Legal practitioners have relied on the “prospects of success” doctrine in the absence of any guiding jurisprudence.
At the time when one needs to apply for extension of the seven-day period, the record of proceedings may not have been compiled.
When it is compiled the record costs US$900 to obtain from the SPB regardless of its length.
For high value tenders, such an amount is a drop in the ocean but for low value tenders, this is quite a hurdle.
Effectively, State procurement litigation is big boy business and has no room for those that are not cash rich.
Such prohibitive costs infringe upon the right to access justice.
For the Administrative Court to be the adjudicating body of first instance in this kind of litigation is clearly ill-advised.
The Administrative Court is mostly a court of appeal for quasi-judicial bodies or bodies that would have acted in a quasi-judicial role.
The way in which the State Procurement Board makes decisions is not quasi-judicial at all.
The SPB ensures all bidders meet tender requirements in a check-list fashion. It concerns itself with commercial requirements.
When it comes to technical compliance this is mostly done by the procuring entities who establish a committee to deal with such matters.
Any queries regarding technicalities are handled by this team.
Further, the manner in which they decide who wins the tender is not quasi-judicial at all.
There is, therefore, need for a quasi-judcial body to first entertain appeals in the strict sense of factual issues before an aggrieved party approaches a court. This body will act as the body of first instance in entertaining all complaints against procuring entities.
It must also be noted that in the procurement process there are a number of issues that may arise which do not necessarily need the intervention of a court of law.
For instance, one may be aggrieved that a tender has been denied because it is alleged that it was late when in actual fact officers of the SPB failed to formally stamp it and acknowledge that it was received well within time.
This should be an issue that need not be litigated; but with the current law, any decision of the SPB with which one is aggrieved by has to addressed to the Administrative Court.
The South African Competition Commision is an administrative body that makes decisions like our SPB.
Those aggrieved by its decisions appeal to the Competition Commission Tribunal. This is a specialist court that deals with issues emanating from the commission.
Appeals from the Tribunal lie to the Competition Appeal Court.
Dispute ajudicators in public procurement need to be specialists.
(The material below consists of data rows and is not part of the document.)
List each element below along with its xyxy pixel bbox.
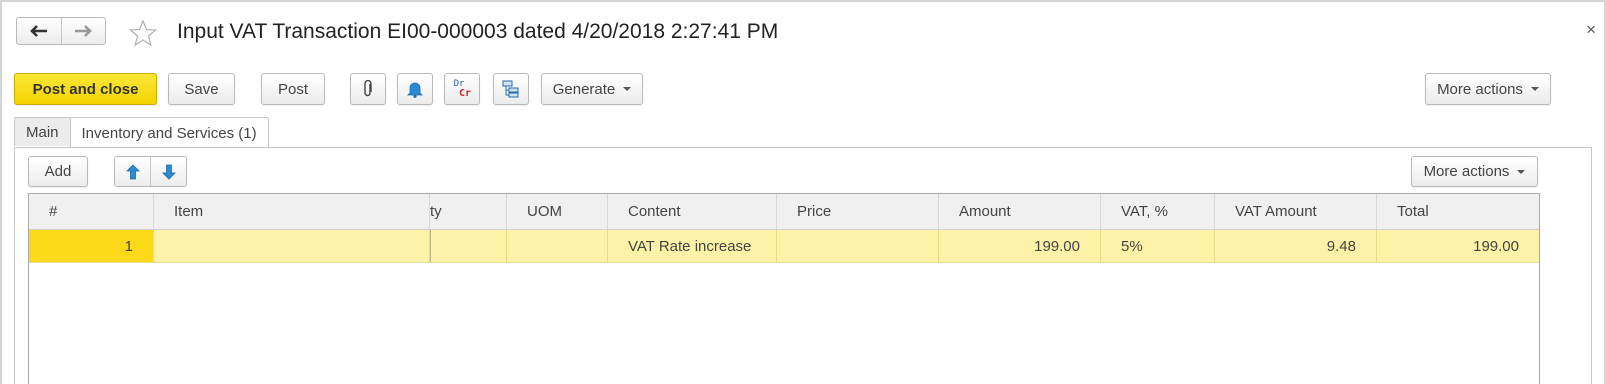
cell-price[interactable] bbox=[777, 230, 939, 262]
close-button[interactable]: × bbox=[1586, 20, 1596, 40]
column-header-amount[interactable]: Amount bbox=[939, 194, 1101, 229]
column-header-content[interactable]: Content bbox=[608, 194, 777, 229]
generate-button[interactable]: Generate bbox=[541, 73, 643, 105]
hierarchy-icon bbox=[502, 80, 519, 98]
favorite-button[interactable] bbox=[128, 19, 158, 47]
forward-button[interactable] bbox=[60, 18, 106, 44]
star-icon bbox=[128, 19, 158, 47]
back-button[interactable] bbox=[17, 18, 61, 44]
cell-vat-amount[interactable]: 9.48 bbox=[1215, 230, 1377, 262]
chevron-down-icon bbox=[623, 87, 632, 91]
more-actions-button[interactable]: More actions bbox=[1425, 73, 1551, 105]
table-more-actions-button[interactable]: More actions bbox=[1411, 156, 1538, 187]
table-row[interactable]: 1 VAT Rate increase 199.00 5% 9.48 199.0… bbox=[29, 230, 1539, 263]
table-more-actions-label: More actions bbox=[1423, 163, 1510, 180]
table-header: # Item ty UOM Content Price Amount VAT, … bbox=[29, 194, 1539, 230]
cell-item[interactable] bbox=[154, 230, 430, 262]
post-button[interactable]: Post bbox=[261, 73, 325, 105]
panel-border-right bbox=[1591, 147, 1592, 384]
move-up-button[interactable] bbox=[115, 157, 150, 186]
arrow-left-icon bbox=[29, 25, 47, 37]
cell-quantity[interactable] bbox=[430, 230, 507, 262]
more-actions-label: More actions bbox=[1437, 80, 1523, 98]
generate-label: Generate bbox=[552, 80, 616, 98]
cell-number[interactable]: 1 bbox=[29, 230, 154, 262]
add-button[interactable]: Add bbox=[28, 156, 88, 187]
reminder-button[interactable] bbox=[397, 73, 433, 105]
column-header-price[interactable]: Price bbox=[777, 194, 939, 229]
tab-inventory-and-services[interactable]: Inventory and Services (1) bbox=[69, 117, 269, 148]
cell-total[interactable]: 199.00 bbox=[1377, 230, 1539, 262]
save-button[interactable]: Save bbox=[168, 73, 235, 105]
inventory-table: # Item ty UOM Content Price Amount VAT, … bbox=[28, 193, 1540, 384]
cell-uom[interactable] bbox=[507, 230, 608, 262]
panel-border-left bbox=[14, 147, 15, 384]
navigation-buttons bbox=[16, 17, 106, 45]
arrow-down-icon bbox=[161, 164, 176, 180]
cell-content[interactable]: VAT Rate increase bbox=[608, 230, 777, 262]
column-header-vat-rate[interactable]: VAT, % bbox=[1101, 194, 1215, 229]
paperclip-icon bbox=[364, 80, 372, 97]
page-title: Input VAT Transaction EI00-000003 dated … bbox=[177, 20, 779, 43]
drcr-button[interactable]: Dr Cr bbox=[444, 73, 480, 105]
arrow-right-icon bbox=[75, 25, 93, 37]
reorder-buttons bbox=[114, 156, 187, 187]
structure-button[interactable] bbox=[493, 73, 529, 105]
column-header-quantity[interactable]: ty bbox=[430, 194, 507, 229]
chevron-down-icon bbox=[1530, 87, 1539, 91]
bell-icon bbox=[407, 82, 423, 98]
column-header-uom[interactable]: UOM bbox=[507, 194, 608, 229]
tab-bar: Main Inventory and Services (1) bbox=[14, 117, 269, 148]
post-and-close-button[interactable]: Post and close bbox=[14, 73, 157, 105]
cell-amount[interactable]: 199.00 bbox=[939, 230, 1101, 262]
attachment-button[interactable] bbox=[350, 73, 386, 105]
chevron-down-icon bbox=[1517, 169, 1526, 174]
column-header-item[interactable]: Item bbox=[154, 194, 430, 229]
move-down-button[interactable] bbox=[150, 157, 186, 186]
column-header-total[interactable]: Total bbox=[1377, 194, 1539, 229]
cell-vat-rate[interactable]: 5% bbox=[1101, 230, 1215, 262]
tab-divider bbox=[14, 147, 1592, 148]
column-header-number[interactable]: # bbox=[29, 194, 154, 229]
arrow-up-icon bbox=[125, 163, 140, 179]
column-header-vat-amount[interactable]: VAT Amount bbox=[1215, 194, 1377, 229]
tab-main[interactable]: Main bbox=[14, 117, 71, 146]
cr-label: Cr bbox=[458, 88, 472, 99]
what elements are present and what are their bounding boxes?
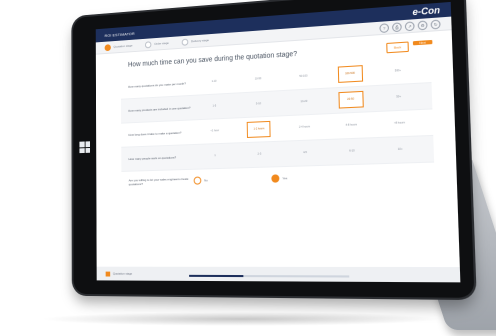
app-title: ROI ESTIMATOR <box>104 30 135 38</box>
progress-fill <box>189 274 244 278</box>
option-group: <1 hour 1-2 hours 2-4 hours 4-8 hours >8… <box>193 114 424 140</box>
windows-logo-icon <box>79 141 91 154</box>
step-dot <box>104 43 111 51</box>
app-screen: ROI ESTIMATOR e-Con Quotation stage Orde… <box>95 1 461 283</box>
step-label: Delivery stage <box>191 38 210 44</box>
option[interactable]: 4-5 <box>293 144 318 161</box>
question-text: How long does it take to make a quotatio… <box>128 130 182 137</box>
option[interactable]: >8 hours <box>386 115 412 133</box>
question-rows: How many quotations do you make per mont… <box>120 56 435 193</box>
toolbar: ? ⎙ ↗ ⚙ ↻ <box>379 18 441 33</box>
step-dot <box>181 38 189 46</box>
option[interactable]: 50-100 <box>291 68 316 86</box>
option[interactable]: <1 hour <box>203 123 226 140</box>
footer-text: Quotation stage <box>112 271 133 276</box>
next-button[interactable]: Next <box>412 39 433 46</box>
share-icon[interactable]: ↗ <box>404 20 415 31</box>
option-selected[interactable]: 20-50 <box>337 90 364 109</box>
progress-bar <box>189 274 350 278</box>
settings-icon[interactable]: ⚙ <box>417 19 428 30</box>
step-label: Quotation stage <box>113 43 133 49</box>
print-icon[interactable]: ⎙ <box>391 21 402 32</box>
step-quotation[interactable]: Quotation stage <box>104 42 133 51</box>
option[interactable]: 2-3 <box>248 146 272 163</box>
back-button[interactable]: Back <box>386 41 409 54</box>
radio-circle <box>193 176 202 185</box>
tablet: ROI ESTIMATOR e-Con Quotation stage Orde… <box>73 0 475 298</box>
option[interactable]: 500+ <box>385 62 411 80</box>
step-dot <box>145 40 152 48</box>
refresh-icon[interactable]: ↻ <box>430 18 441 30</box>
option-selected[interactable]: 100-500 <box>337 65 363 83</box>
option[interactable]: 1-10 <box>203 73 226 90</box>
radio-yes[interactable]: Yes <box>271 172 353 183</box>
step-delivery[interactable]: Delivery stage <box>181 37 210 46</box>
app-footer: Quotation stage <box>96 266 461 283</box>
question-text: How many quotations do you make per mont… <box>128 81 186 89</box>
step-order[interactable]: Order stage <box>145 40 169 48</box>
option[interactable]: 10-50 <box>246 71 270 88</box>
question-actions: Back Next <box>386 39 433 54</box>
option[interactable]: 50+ <box>386 88 412 106</box>
option[interactable]: 1 <box>204 148 227 165</box>
radio-circle <box>271 174 280 183</box>
radio-no[interactable]: No <box>193 175 272 185</box>
option-selected[interactable]: 1-2 hours <box>247 120 271 138</box>
footer-badge-icon <box>105 271 111 277</box>
question-text: Are you willing to let your sales engine… <box>128 176 189 187</box>
option[interactable]: 4-8 hours <box>339 117 364 135</box>
option[interactable]: 6-10 <box>339 143 364 160</box>
option[interactable]: 2-4 hours <box>292 119 317 136</box>
question-text: How many people work on quotations? <box>128 155 177 162</box>
option[interactable]: 1-5 <box>203 98 226 115</box>
device-shadow <box>40 312 440 326</box>
step-label: Order stage <box>154 40 169 46</box>
brand-logo: e-Con <box>412 4 441 18</box>
help-icon[interactable]: ? <box>379 22 390 33</box>
option-group: 1 2-3 4-5 6-10 10+ <box>193 141 425 165</box>
option[interactable]: 10-20 <box>292 93 317 110</box>
question-text: How many products are included in one qu… <box>128 105 191 113</box>
option[interactable]: 10+ <box>387 141 413 159</box>
option[interactable]: 5-10 <box>247 96 271 113</box>
radio-label: Yes <box>282 176 288 181</box>
radio-label: No <box>204 178 208 183</box>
The Administrative Court’s current set-up is a far cry as to what is required both in terms of the constitution and the model law as an effective institution for settlement of public procurement disputes.
An analysis of judgments emanating from the court over the past four years reveals a dearth of local legal authorities and international jurisprudence relied upon in decision-making processes.
The short judgments, which are not reported in any of our local law reports including Internet law reporting, do not show a clear understanding of procurement processes, legislation and international law upon which the legislation hinges on.
One will not find a single case which quotes foreign case law.
It would seem reliance is placed entirely on the wisdom of the presiding officer and assessors as is done in traditional-customary legal systems.
At the end of the day, while there can be little doubt that new legislation will be crafted in terms of UN General Assembly Resolution 66/95 of December 9, 2011, without a proper localisation of the law the current adjudication problems are likely to remain.
Lawmakers either need to remove public procurement disputes from the realm of the Administrative Court or alternatively ensure that the court is constituted by individuals capacitated to properly adjudicate complexities emanating from the contentions of high value litigation involved in public procurement disputes.
◆ Tazorora Musarurwa, LLB (Fort Hare) and LLM (Pretoria), is the managing partner at a leading law firm in Harare. He writes in his personal capacity.